The scene is representative of a trend that seems to be present in Tesla’s ranks: the company is becoming the de facto carmaker of choice for the next generation of auto workers. Gigafactory 3’s workers who were present at the handover ceremony were mostly young. This extends to the company’s executives as well. Unlike conventional executives from legacy auto, who are populated by veterans who have been in the business for decades, Tesla’s executives are young, aggressive, and even a tad bit ambitious.
This observation was mentioned by Tesla owner-enthusiast @Ray4Tesla in a tweet following the handover event in Shanghai. Several executives from Tesla attended the MIC Model 3 delivery event, and all of them were in their 30s and 40s. They were articulate, energetic, and seemingly very motivated. In a way, the energy exuded by Tesla China’s executives was fitting for a company whose mission is literally to accelerate the advent of sustainability.
Tesla’s allure for young professionals is not just limited to China. Recent comments from Jorg Steinbach, the Economics Minister of Brandenburg, suggested that Germany may be looking to Tesla to attract young talent as well. “I am optimistic that young people from all over Germany and far beyond want to take part in this project,” he said, adding that the arrival of the electric car maker could allow the region’s workers to future-proof their jobs.

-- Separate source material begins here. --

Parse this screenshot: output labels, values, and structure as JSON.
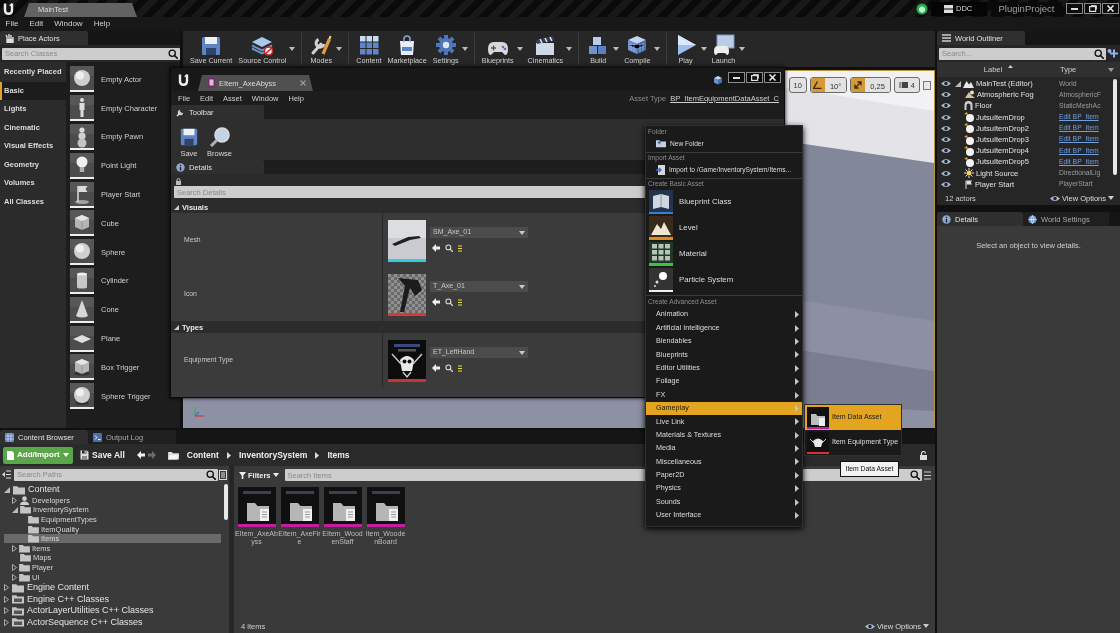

Perhaps it’s Tesla’s disruptive nature, or its startup nature, but the company continues to rank high among young job seekers. Working at Tesla is notoriously challenging, filled with long hours and hyper-ambitious targets. It’s essentially a Silicon Valley startup, but instead of a mobile app or an internet-based service, the company’s product happens to be electric cars and battery storage devices.